If we take into consideration, the question paper of Statistics, particularly in shift 2nd, we find that most of the questions were from Week 4 content which was toughest amongst all. Isn't it the irrational distribution of questions? Having such a set of questions implies that one who is at the top level of intelligence will only get the qualifier pass whereas the students which are good at Week1, 2 and 3 accounting 75% of the course will be eliminated just on the ground that they are weak at Week 4 content which accounts only 25% of the total four week course.
For example, I had obtained an average of 88% in the graded assignments in Statistics implying that I am good enough regarding the contents from Week 1,2 and 3. However such an excellent score drops down to just 30% when it comes to qualifiers just because of the reason that most of the questions in the qualifier exam were from Week 4. If there had been an even distribution of questions from all four week content, my score would have definitely been good enough to cross the qualifying criteria.
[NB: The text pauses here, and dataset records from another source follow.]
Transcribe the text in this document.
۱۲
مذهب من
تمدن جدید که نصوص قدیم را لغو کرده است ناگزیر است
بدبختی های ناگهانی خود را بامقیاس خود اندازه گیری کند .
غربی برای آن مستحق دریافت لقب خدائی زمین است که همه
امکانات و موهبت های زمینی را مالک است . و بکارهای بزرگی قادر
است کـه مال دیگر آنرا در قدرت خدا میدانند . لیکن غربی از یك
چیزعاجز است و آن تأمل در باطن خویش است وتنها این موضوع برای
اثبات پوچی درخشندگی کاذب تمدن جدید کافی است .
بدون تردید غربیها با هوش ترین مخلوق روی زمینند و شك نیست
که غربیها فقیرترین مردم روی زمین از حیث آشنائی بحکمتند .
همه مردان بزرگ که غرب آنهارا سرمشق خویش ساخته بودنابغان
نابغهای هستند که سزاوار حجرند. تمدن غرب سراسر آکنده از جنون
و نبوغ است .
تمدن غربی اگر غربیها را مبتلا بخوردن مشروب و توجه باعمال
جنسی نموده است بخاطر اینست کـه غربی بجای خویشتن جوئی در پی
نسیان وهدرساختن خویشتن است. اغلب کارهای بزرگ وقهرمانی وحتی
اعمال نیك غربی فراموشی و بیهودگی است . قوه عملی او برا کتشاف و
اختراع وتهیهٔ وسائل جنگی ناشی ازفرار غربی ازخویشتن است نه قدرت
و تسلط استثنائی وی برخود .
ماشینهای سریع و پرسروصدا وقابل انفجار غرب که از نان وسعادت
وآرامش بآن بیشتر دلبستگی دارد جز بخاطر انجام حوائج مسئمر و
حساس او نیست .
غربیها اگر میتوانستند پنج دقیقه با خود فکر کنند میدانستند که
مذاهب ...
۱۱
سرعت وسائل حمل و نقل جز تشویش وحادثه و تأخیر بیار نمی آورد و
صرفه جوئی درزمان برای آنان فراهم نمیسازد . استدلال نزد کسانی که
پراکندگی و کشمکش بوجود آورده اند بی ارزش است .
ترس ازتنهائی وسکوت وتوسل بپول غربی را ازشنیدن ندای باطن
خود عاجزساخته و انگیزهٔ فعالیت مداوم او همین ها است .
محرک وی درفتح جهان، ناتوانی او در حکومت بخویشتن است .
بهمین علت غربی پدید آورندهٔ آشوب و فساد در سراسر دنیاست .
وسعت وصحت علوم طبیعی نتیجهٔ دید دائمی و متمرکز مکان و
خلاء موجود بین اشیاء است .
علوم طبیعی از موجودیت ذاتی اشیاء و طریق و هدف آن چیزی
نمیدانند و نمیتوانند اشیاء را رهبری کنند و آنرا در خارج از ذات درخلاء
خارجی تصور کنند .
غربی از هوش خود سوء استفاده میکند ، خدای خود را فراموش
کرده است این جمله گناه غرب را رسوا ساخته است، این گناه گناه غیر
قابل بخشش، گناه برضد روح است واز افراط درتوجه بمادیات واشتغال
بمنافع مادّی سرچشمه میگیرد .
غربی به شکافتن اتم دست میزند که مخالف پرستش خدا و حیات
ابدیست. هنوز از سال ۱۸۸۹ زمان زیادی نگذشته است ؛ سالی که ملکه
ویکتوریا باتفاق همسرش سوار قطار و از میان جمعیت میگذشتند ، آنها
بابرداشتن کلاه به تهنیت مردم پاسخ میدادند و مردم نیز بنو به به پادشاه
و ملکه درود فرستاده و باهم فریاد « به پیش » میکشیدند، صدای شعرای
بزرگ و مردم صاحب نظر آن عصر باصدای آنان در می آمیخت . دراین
Secondly, as mentioned earlier, if the qualifier content was to be treated as only the
BASE, then a student can never expect a question paper containing questions which are deep peculiar to a subject. If we have a look at the question paper of Statistics, it merely contains
CONCEPTS based questions. It should had to contain a fair fraction of conceptual questions which could at least make one pass in the qualifier examination. If the design of the question paper had been in accordance with that of Mock tests, the rationality in the
DISTRIBUTION IN WEEK WISE CONTENT AND DEPTH would definitely had been maintained.
Conclusively, it is not fare to judge a candidate as FAILED just on the performance in a paper set almost completely
ON JUST ONE FOURTH AND THE TOUGHEST part of the course in spite of the fact that the student had been excellent at rest three weeks, the fraction of which, was fairly ignored in the qualifier question paper.
The team is supposed to do some needful in the favour of students.